Ntvnews.id, Jakarta - Kegiatan ibadah umat Kristen di Desa Tangkil, Kecamatan Cidahu, Sukabumi, Jawa Barat, berakhir ricuh pada Jumat, 27 Juni 2025. Warga membubarkan mereka secara paksa, bahkan merusak properti di lokasi. Aksi tersebut menuai kecaman dari berbagai pihak termasuk politisi.
Peristiwa ini terekam dalam video yang viral di media sosial, salah satunya diunggah oleh akun Instagram @sukabumisatu. Dalam tayangan tersebut, tampak sekelompok warga menurunkan simbol berbentuk kayu salib, merusak kaca, meja, dan kursi di halaman rumah tersebut.

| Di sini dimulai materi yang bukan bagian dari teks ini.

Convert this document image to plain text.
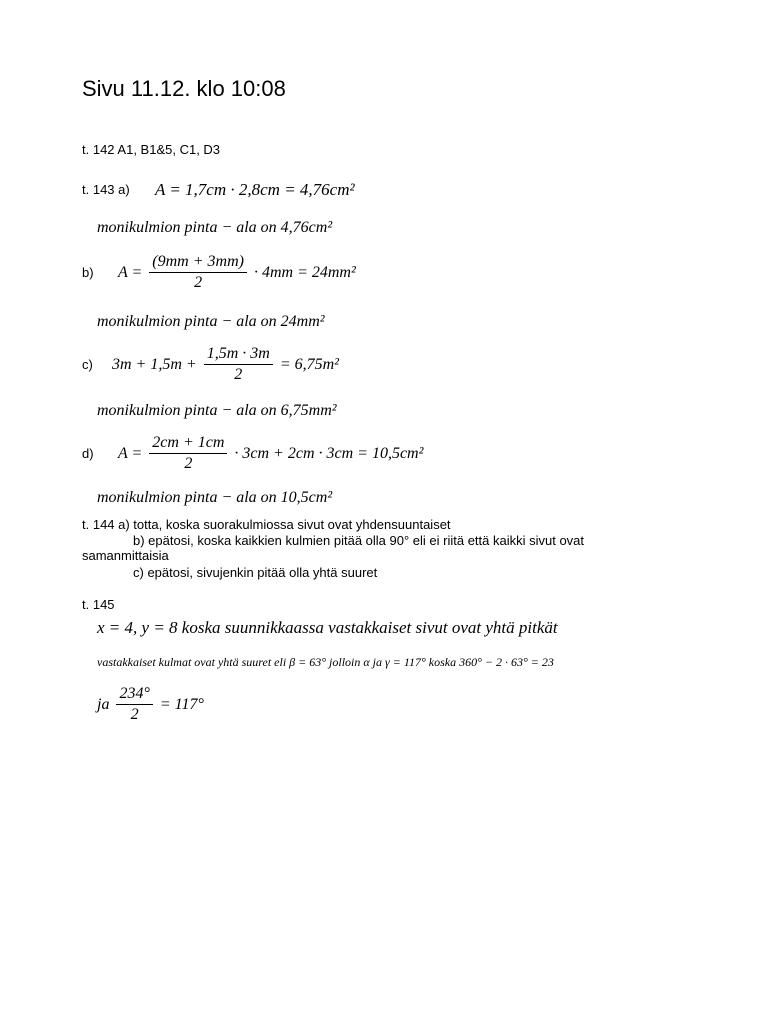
Sivu 11.12. klo 10:08
t. 142 A1, B1&5, C1, D3
t. 143 a) A = 1,7cm · 2,8cm = 4,76cm²
monikulmion pinta − ala on 4,76cm²
b) $A = \frac{(9mm + 3mm)}{2} \cdot 4mm = 24mm^2$
monikulmion pinta − ala on 24mm²
c) $3m + 1,5m + \frac{1,5m \cdot 3m}{2} = 6,75m^2$
monikulmion pinta − ala on 6,75mm²
d) $A = \frac{2cm + 1cm}{2} \cdot 3cm + 2cm \cdot 3cm = 10,5cm^2$
monikulmion pinta − ala on 10,5cm²
t. 144 a) totta, koska suorakulmiossa sivut ovat yhdensuuntaiset
b) epätosi, koska kaikkien kulmien pitää olla 90° eli ei riitä että kaikki sivut ovat
samanmittaisia
c) epätosi, sivujenkin pitää olla yhtä suuret
t. 145
x = 4, y = 8 koska suunnikkaassa vastakkaiset sivut ovat yhtä pitkät
vastakkaiset kulmat ovat yhtä suuret eli β = 63° jolloin α ja γ = 117° koska 360° − 2 · 63° = 23
ja $\frac{234^\circ}{2} = 117^\circ$
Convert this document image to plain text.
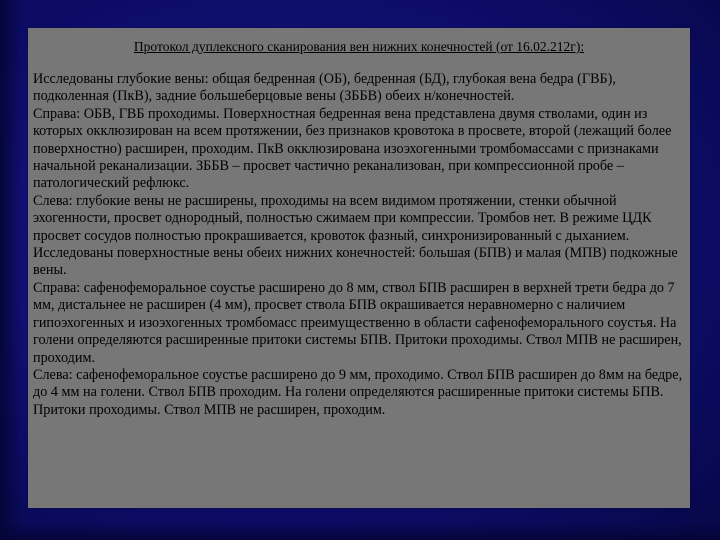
Протокол дуплексного сканирования вен нижних конечностей (от 16.02.212г):

Исследованы глубокие вены: общая бедренная (ОБ), бедренная (БД), глубокая вена бедра (ГВБ), подколенная (ПкВ), задние большеберцовые вены (ЗББВ) обеих н/конечностей.

Справа: ОБВ, ГВБ проходимы. Поверхностная бедренная вена представлена двумя стволами, один из которых окклюзирован на всем протяжении, без признаков кровотока в просвете, второй (лежащий более поверхностно) расширен, проходим. ПкВ окклюзирована изоэхогенными тромбомассами с признаками начальной реканализации. ЗББВ – просвет частично реканализован, при компрессионной пробе – патологический рефлюкс.

Слева: глубокие вены не расширены, проходимы на всем видимом протяжении, стенки обычной эхогенности, просвет однородный, полностью сжимаем при компрессии. Тромбов нет. В режиме ЦДК просвет сосудов полностью прокрашивается, кровоток фазный, синхронизированный с дыханием.

Исследованы поверхностные вены обеих нижних конечностей: большая (БПВ) и малая (МПВ) подкожные вены.

Справа: сафенофеморальное соустье расширено до 8 мм, ствол БПВ расширен в верхней трети бедра до 7 мм, дистальнее не расширен (4 мм), просвет ствола БПВ окрашивается неравномерно с наличием гипоэхогенных и изоэхогенных тромбомасс преимущественно в области сафенофеморального соустья. На голени определяются расширенные притоки системы БПВ. Притоки проходимы. Ствол МПВ не расширен, проходим.

Слева: сафенофеморальное соустье расширено до 9 мм, проходимо. Ствол БПВ расширен до 8мм на бедре, до 4 мм на голени. Ствол БПВ проходим. На голени определяются расширенные притоки системы БПВ. Притоки проходимы. Ствол МПВ не расширен, проходим.
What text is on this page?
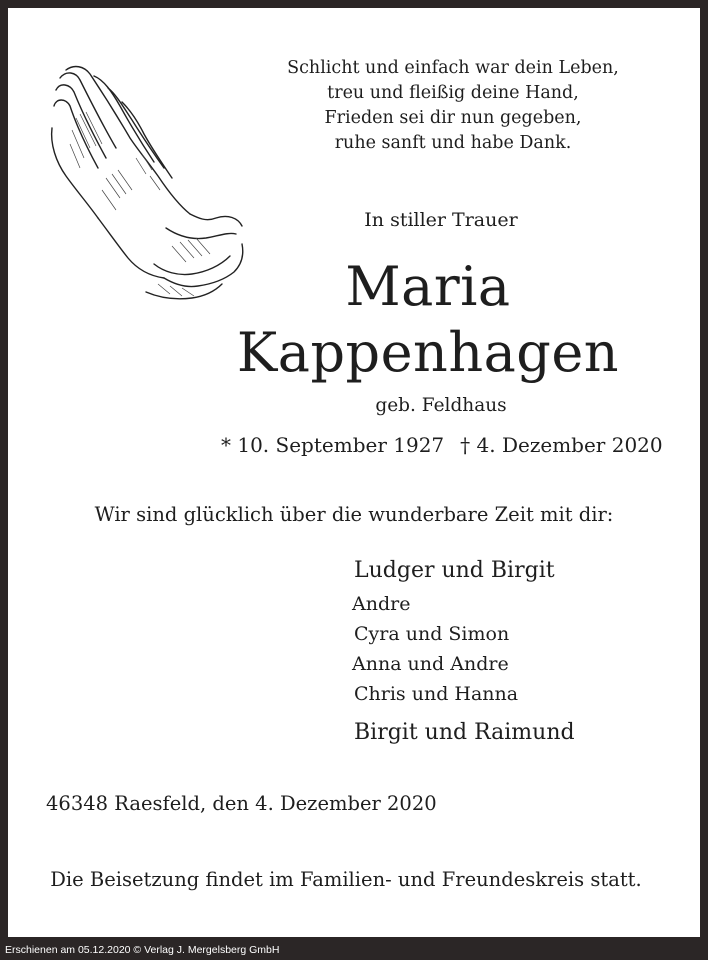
Schlicht und einfach war dein Leben,
treu und fleißig deine Hand,
Frieden sei dir nun gegeben,
ruhe sanft und habe Dank.
In stiller Trauer
Maria
Kappenhagen
geb. Feldhaus
* 10. September 1927 † 4. Dezember 2020
Wir sind glücklich über die wunderbare Zeit mit dir:
Ludger und Birgit
Andre
Cyra und Simon
Anna und Andre
Chris und Hanna
Birgit und Raimund
46348 Raesfeld, den 4. Dezember 2020
Die Beisetzung findet im Familien- und Freundeskreis statt.
Erschienen am 05.12.2020 © Verlag J. Mergelsberg GmbH
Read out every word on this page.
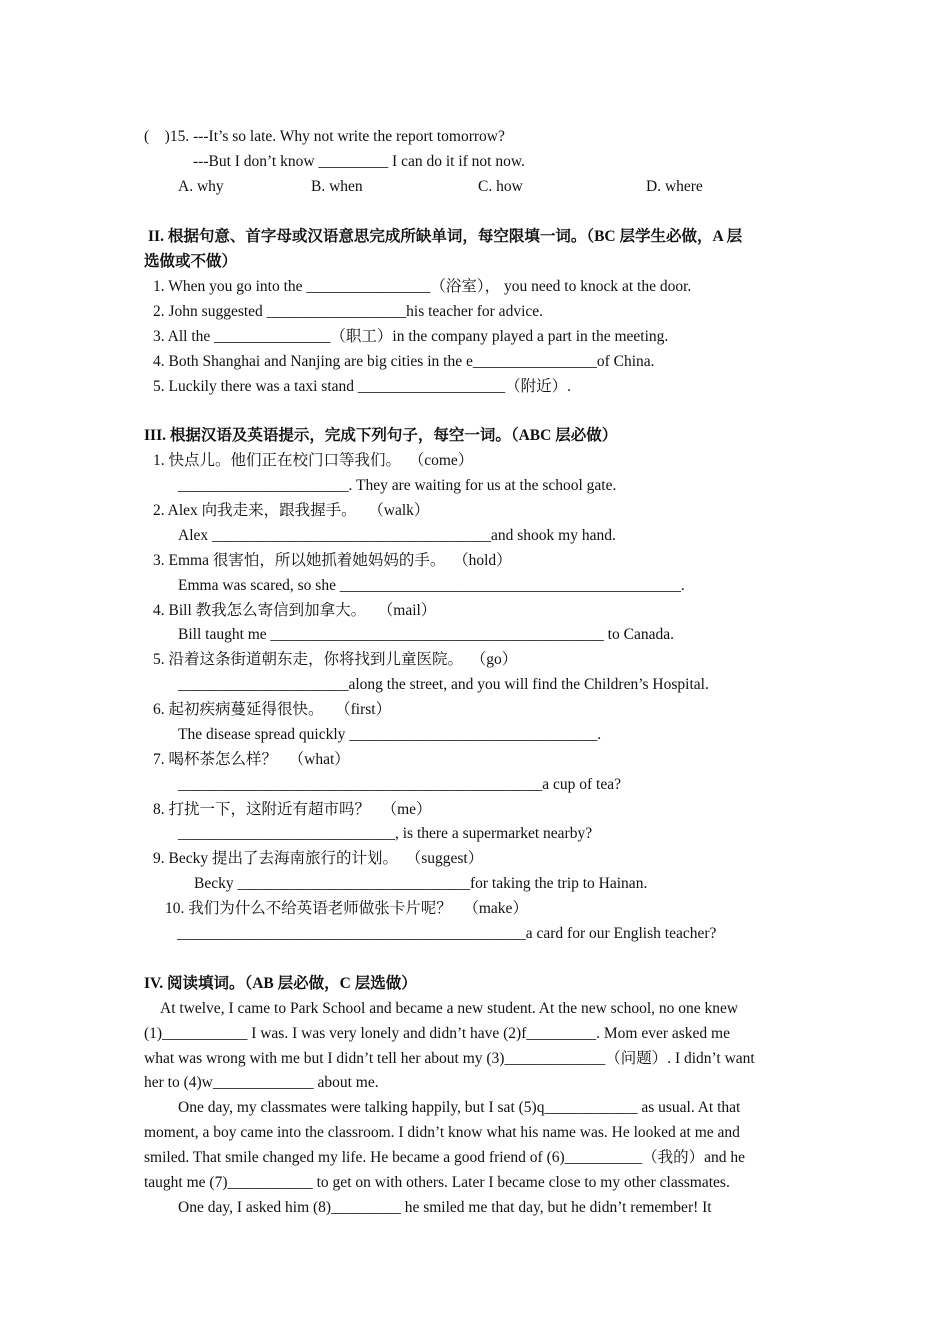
(    )15. ---It’s so late. Why not write the report tomorrow?
---But I don’t know _________ I can do it if not now.
A. why	B. when	C. how	D. where
II. 根据句意、首字母或汉语意思完成所缺单词，每空限填一词。（BC 层学生必做，A 层
选做或不做）
1. When you go into the ________________（浴室）， you need to knock at the door.
2. John suggested __________________his teacher for advice.
3. All the _______________（职工）in the company played a part in the meeting.
4. Both Shanghai and Nanjing are big cities in the e________________of China.
5. Luckily there was a taxi stand ___________________（附近）.
III. 根据汉语及英语提示，完成下列句子，每空一词。（ABC 层必做）
1. 快点儿。他们正在校门口等我们。  （come）
______________________. They are waiting for us at the school gate.
2. Alex 向我走来，跟我握手。   （walk）
Alex ____________________________________and shook my hand.
3. Emma 很害怕，所以她抓着她妈妈的手。  （hold）
Emma was scared, so she ____________________________________________.
4. Bill 教我怎么寄信到加拿大。   （mail）
Bill taught me ___________________________________________ to Canada.
5. 沿着这条街道朝东走，你将找到儿童医院。  （go）
______________________along the street, and you will find the Children’s Hospital.
6. 起初疾病蔓延得很快。   （first）
The disease spread quickly ________________________________.
7. 喝杯茶怎么样？   （what）
_______________________________________________a cup of tea?
8. 打扰一下，这附近有超市吗？   （me）
____________________________, is there a supermarket nearby?
9. Becky 提出了去海南旅行的计划。  （suggest）
Becky ______________________________for taking the trip to Hainan.
10. 我们为什么不给英语老师做张卡片呢？   （make）
_____________________________________________a card for our English teacher?
IV. 阅读填词。（AB 层必做，C 层选做）
At twelve, I came to Park School and became a new student. At the new school, no one knew
(1)___________ I was. I was very lonely and didn’t have (2)f_________. Mom ever asked me
what was wrong with me but I didn’t tell her about my (3)_____________（问题）. I didn’t want
her to (4)w_____________ about me.
One day, my classmates were talking happily, but I sat (5)q____________ as usual. At that
moment, a boy came into the classroom. I didn’t know what his name was. He looked at me and
smiled. That smile changed my life. He became a good friend of (6)__________（我的）and he
taught me (7)___________ to get on with others. Later I became close to my other classmates.
One day, I asked him (8)_________ he smiled me that day, but he didn’t remember! It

Warga juga terdengar berteriak-teriak saat melakukan aksi tersebut. Menurut keterangan Gerakan Angkatan Muda Kristen Indonesia (GAMKI), kegiatan yang dibubarkan itu adalah retret pelajar Kristen yang berlangsung sekitar pukul 14.00 WIB.
GAMKI menyebut pembubaran dilakukan secara paksa oleh sekelompok warga dengan dalih perizinan, bahkan disertai tindakan intimidasi.
"Tetapi juga melanggar hak konstitusional setiap warga negara dalam menjalankan keyakinan dan agamanya,” kata Sekretaris DPD GAMKI Bogor Andry Simorangkir, dikutip dari situs resmi pada Senin, 30 Juni 2025.
GAMKI menilai tindakan tersebut sebagai bentuk nyata intoleransi yang mencederai prinsip kebhinekaan Indonesia. Mereka juga telah melakukan investigasi awal dan menyatakan bahwa para peserta kegiatan mayoritas adalah pelajar yang mengikuti ibadah dalam lingkup internal.
Sementara itu, Pemerintah Kabupaten Sukabumi menegaskan bahwa rumah tersebut bukanlah tempat ibadah resmi. Kepala Kesbangpol Sukabumi, Tri Romadhono, menyatakan rumah itu telah diperingatkan sebanyak tiga kali sejak April 2025 agar tidak digunakan sebagai tempat ibadah.
"Ini bukan gereja, dan bukan pula tempat ibadah resmi. Ini rumah tinggal yang dipakai untuk kegiatan keagamaan secara tidak semestinya. Yang terjadi bukan perusakan gereja, melainkan rumah tinggal yang difungsikan tidak sesuai," jelas Tri.
Senada dengan itu, Kepala Seksi Trantib Satpol PP Cidahu, Heppy Supriadi Supardi, mengatakan bahwa dalam rapat bersama unsur Forkopimcam dan tokoh masyarakat, disepakati bahwa rumah tersebut harus dikembalikan fungsinya sebagai tempat tinggal.
"Intinya, rumah ini dikembalikan fungsinya sebagai tempat tinggal, bukan tempat ibadah," ujarnya.
Namun, pernyataan ini dibantah oleh sebagian umat Kristen yang hadir dalam acara tersebut. Mereka menyebut kegiatan itu bersifat privat dan internal, serupa dengan pengajian di lingkungan umat Islam.
"Ceritanya temen gw lagi retret ke Sukabumi, dan di sana mereka singgah di villa/tempat milik gereja dia, milik loh ya bukan sewa. Dan tiba-tiba mereka diusir dengan cara yang sangat kasar dan tidak ada etika," tulis akun cinnamonw234.
Aksi pembubaran ibadah ini memicu reaksi keras dari berbagai pihak, termasuk politikus PDI Perjuangan Guntur Romli. Ia menilai tindakan tersebut sebagai pelanggaran hukum dan ancaman serius bagi kerukunan beragama di Indonesia.
"Apalagi ada simbol agama, ‘kayu salib’ yang diturunkan dan dijadikan alat merusak. Ini menyedihkan dan menyakitkan,” kata Guntur melalui keterangan tertulis pada Ahad malam, 30 Juni 2025.
Guntur juga menegaskan bahwa pelaksanaan ibadah tidak memerlukan izin, berbeda dengan pendirian rumah ibadah. Ia menekankan bahwa negara seharusnya memfasilitasi, bukan malah membiarkan tindakan anarkis atas nama agama.
“Tapi bertujuan merusak persatuan kita sebagai bangsa,” tambahnya.